Accept - Too Mean to Die (2021)
As a person who prefers Mark Tornillo era Accept to Udo Dirkschneider era Accept I often look forwards to a new release from the German legends of heavy metal. There's something about Tornillo's unique style that sounds like he's got Brian Johnson stuck in his oesophagus and can't quite cough him out. Likewise, I am continually impressed by both Wolf Hoffman's and Uwe Lulis' guitar work and how they continue to sound fresh and invigorated on most releases and pleasingly Too Mean To Die is full of that vigour and energy. For a band who have now some sixteen full-length records to their name, Accept have still been able to sound relevant in the world of metal some 45 years after they first adopted the moniker of the band name.
Sadly, that relevance shows signs of slipping this time around and it is safe to say that Too Mean To Die is an awkward listen, certainly on the lyrical front at the very least. For the first time Accept are sounding their age. The bulk of the lyrical content on the album sounds clunky and forced if not at times completely ill-conceived. Writing a song about social media and the ills of it in general just makes the band come across as moaning old men (a title often courted by myself in all honesty but even have my limits) and so Overnight Sensation is a huge stumbling block just three tracks in. The anthemic chorus just feels cringey and makes me want to hit the skip button immediately.
It isn't just on the aforementioned track the band fall short either. Throughout the album you get more dip than hit and as a result there's a sense of the band meandering through the record occasionally uncovering something interesting but at the same time falling short (usually on the lyrical front). It plays like a Judas Priest album only without any prowess on the lyric writing front. Instead you have a strong instrumental foundation but are constantly recoiling over what sound like very amateurish vocals and lyrics ("but we understand, the Undertaker is a busy man" - erm really?) that invade most tracks.

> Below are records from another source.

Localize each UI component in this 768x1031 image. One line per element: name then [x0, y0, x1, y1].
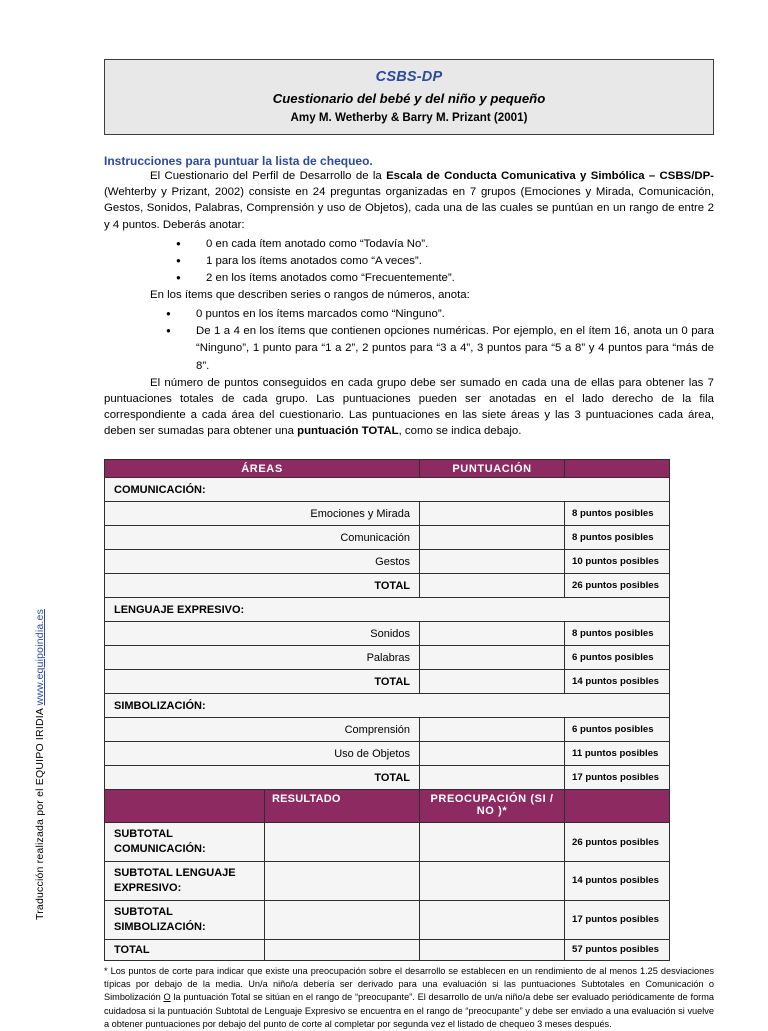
instructions-paragraph-3	[104, 375, 714, 440]
subtotal-points: 57 puntos posibles	[565, 939, 670, 961]
table-row	[105, 526, 670, 550]
table-row	[105, 718, 670, 742]
row-points: 8 puntos posibles	[565, 622, 670, 646]
subtotal-points: 26 puntos posibles	[565, 823, 670, 862]
paragraph-3-bold: puntuación TOTAL	[297, 425, 399, 438]
row-label: Comprensión	[105, 718, 420, 742]
table-row	[105, 502, 670, 526]
page-title: CSBS-DP	[375, 69, 443, 85]
row-label: Emociones y Mirada	[105, 502, 420, 526]
column-header-preocupacion: PREOCUPACIÓN (SI / NO )*	[420, 790, 565, 823]
table-row	[105, 550, 670, 574]
row-points: 14 puntos posibles	[565, 670, 670, 694]
subtotal-points: 17 puntos posibles	[565, 900, 670, 939]
row-label: Sonidos	[105, 622, 420, 646]
resultado-input-cell[interactable]	[265, 823, 420, 862]
score-input-cell[interactable]	[420, 718, 565, 742]
row-label: Comunicación	[105, 526, 420, 550]
list-item: ● 0 puntos en los ítems marcados como “Ninguno”.	[166, 306, 714, 323]
page-authors: Amy M. Wetherby & Barry M. Prizant (2001)	[290, 111, 528, 124]
row-label-total: TOTAL	[105, 766, 420, 790]
score-input-cell[interactable]	[420, 766, 565, 790]
instructions-paragraph-2: En los ítems que describen series o rangos de números, anota:	[150, 289, 470, 302]
row-points: 10 puntos posibles	[565, 550, 670, 574]
table-row	[105, 574, 670, 598]
column-header-blank	[565, 460, 670, 478]
row-label-total: TOTAL	[105, 670, 420, 694]
table-group-row	[105, 694, 670, 718]
column-header-puntuacion: PUNTUACIÓN	[420, 460, 565, 478]
table-header-row	[105, 460, 670, 478]
subtotal-label-total: TOTAL	[105, 939, 265, 961]
score-input-cell[interactable]	[420, 670, 565, 694]
title-box	[104, 59, 714, 135]
score-input-cell[interactable]	[420, 574, 565, 598]
score-input-cell[interactable]	[420, 502, 565, 526]
table-row	[105, 646, 670, 670]
row-points: 17 puntos posibles	[565, 766, 670, 790]
row-points: 26 puntos posibles	[565, 574, 670, 598]
preocupacion-input-cell[interactable]	[420, 939, 565, 961]
table-row	[105, 823, 670, 862]
row-points: 8 puntos posibles	[565, 526, 670, 550]
side-credit-link[interactable]: www.equipoindia.es	[34, 608, 46, 706]
list-item: ● 0 en cada ítem anotado como “Todavía No”.	[176, 236, 714, 253]
list-item: ● De 1 a 4 en los ítems que contienen opciones numéricas. Por ejemplo, en el ítem 16, anota un 0 para “Ninguno”, 1 punto para “1 a 2”, 2 puntos para “3 a 4”, 3 puntos para “5 a 8” y 4 puntos para “más de 8”.	[166, 323, 714, 374]
paragraph-1-text-a: El Cuestionario del Perfil de Desarrollo de la	[150, 170, 387, 182]
score-input-cell[interactable]	[420, 742, 565, 766]
column-header-areas: ÁREAS	[105, 460, 420, 478]
preocupacion-input-cell[interactable]	[420, 823, 565, 862]
side-credit-text	[34, 320, 46, 920]
paragraph-3-text-a: El número de puntos conseguidos en cada grupo debe ser sumado en cada una de ellas para obtener las 7 puntuaciones totales de cada grupo. Las puntuaciones pueden ser anotadas en el lado derecho de la fila correspondiente a cada área del cuestionario. Las puntuaciones en las siete áreas y las 3 puntuaciones cada área, deben ser sumadas para obtener una	[104, 376, 714, 438]
score-input-cell[interactable]	[420, 550, 565, 574]
subtotal-points: 14 puntos posibles	[565, 862, 670, 901]
subtotal-label: SUBTOTAL COMUNICACIÓN:	[105, 823, 265, 862]
list-item: ● 2 en los ítems anotados como “Frecuentemente”.	[176, 270, 714, 287]
table-group-row	[105, 598, 670, 622]
subheader-blank	[105, 790, 265, 823]
table-row	[105, 862, 670, 901]
page-subtitle: Cuestionario del bebé y del niño y pequeño	[272, 91, 546, 106]
row-points: 6 puntos posibles	[565, 646, 670, 670]
group-label-simbolizacion: SIMBOLIZACIÓN:	[105, 694, 670, 718]
preocupacion-input-cell[interactable]	[420, 862, 565, 901]
table-group-row	[105, 478, 670, 502]
paragraph-1-bold: Escala de Conducta Comunicativa y Simbólica – CSBS/DP-	[386, 170, 714, 182]
resultado-input-cell[interactable]	[265, 939, 420, 961]
bullet-list-2	[104, 306, 714, 374]
instructions-heading: Instrucciones para puntuar la lista de chequeo.	[104, 154, 373, 168]
score-input-cell[interactable]	[420, 622, 565, 646]
row-points: 6 puntos posibles	[565, 718, 670, 742]
side-credit-prefix: Traducción realizada por el EQUIPO IRIDIA	[34, 705, 46, 920]
table-subheader-row	[105, 790, 670, 823]
row-label: Uso de Objetos	[105, 742, 420, 766]
scoring-table	[104, 459, 670, 961]
footnote-text-b: la puntuación Total se sitúan en el rango de “preocupante”. El desarrollo de un/a niño/a debe ser evaluado periódicamente de forma cuidadosa si la puntuación Subtotal de Lenguaje Expresivo se encuentra en el rango de “preocupante” y debe ser enviado a una evaluación si vuelve a obtener puntuaciones por debajo del punto de corte al completar por segunda vez el listado de chequeo 3 meses después.	[104, 992, 714, 1029]
table-row	[105, 766, 670, 790]
subtotal-label: SUBTOTAL LENGUAJE EXPRESIVO:	[105, 862, 265, 901]
group-label-lenguaje-expresivo: LENGUAJE EXPRESIVO:	[105, 598, 670, 622]
footnote-underlined: O	[163, 992, 171, 1003]
row-points: 8 puntos posibles	[565, 502, 670, 526]
table-row	[105, 622, 670, 646]
score-input-cell[interactable]	[420, 646, 565, 670]
subheader-blank-2	[565, 790, 670, 823]
resultado-input-cell[interactable]	[265, 900, 420, 939]
paragraph-3-text-b: , como se indica debajo.	[398, 425, 522, 438]
row-label: Gestos	[105, 550, 420, 574]
bullet-list-1	[104, 236, 714, 287]
page-content	[104, 0, 714, 1031]
list-item: ● 1 para los ítems anotados como “A veces”.	[176, 253, 714, 270]
row-label-total: TOTAL	[105, 574, 420, 598]
table-row	[105, 742, 670, 766]
resultado-input-cell[interactable]	[265, 862, 420, 901]
table-row	[105, 670, 670, 694]
instructions-paragraph-1	[104, 168, 714, 233]
side-credit-watermark	[0, 0, 78, 1024]
score-input-cell[interactable]	[420, 526, 565, 550]
subtotal-label: SUBTOTAL SIMBOLIZACIÓN:	[105, 900, 265, 939]
group-label-comunicacion: COMUNICACIÓN:	[105, 478, 670, 502]
row-points: 11 puntos posibles	[565, 742, 670, 766]
footnote-text-a: * Los puntos de corte para indicar que existe una preocupación sobre el desarrollo se establecen en un rendimiento de al menos 1.25 desviaciones típicas por debajo de la media. Un/a niño/a debería ser derivado para una evaluación si las puntuaciones Subtotales en Comunicación o Simbolización	[104, 966, 714, 1003]
preocupacion-input-cell[interactable]	[420, 900, 565, 939]
row-label: Palabras	[105, 646, 420, 670]
table-row	[105, 900, 670, 939]
footnote	[104, 965, 714, 1030]
paragraph-1-text-b: (Wehterby y Prizant, 2002) consiste en 24 preguntas organizadas en 7 grupos (Emociones y Mirada, Comunicación, Gestos, Sonidos, Palabras, Comprensión y uso de Objetos), cada una de las cuales se puntúan en un rango de entre 2 y 4 puntos. Deberás anotar:	[104, 186, 714, 231]
column-header-resultado: RESULTADO	[265, 790, 420, 823]
table-row	[105, 939, 670, 961]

Hoffman and Lulis (not sure what Shouse even does here in all honesty) do their best with their energetic string work, firing off leads and licks to try and impress the positives of the album but they are fighting a losing battle for me as I am so turned off that I can't see past the poor lyrical content. With an album cover that promised so much, the electric bite of Accept appears to be fading badly in 2021.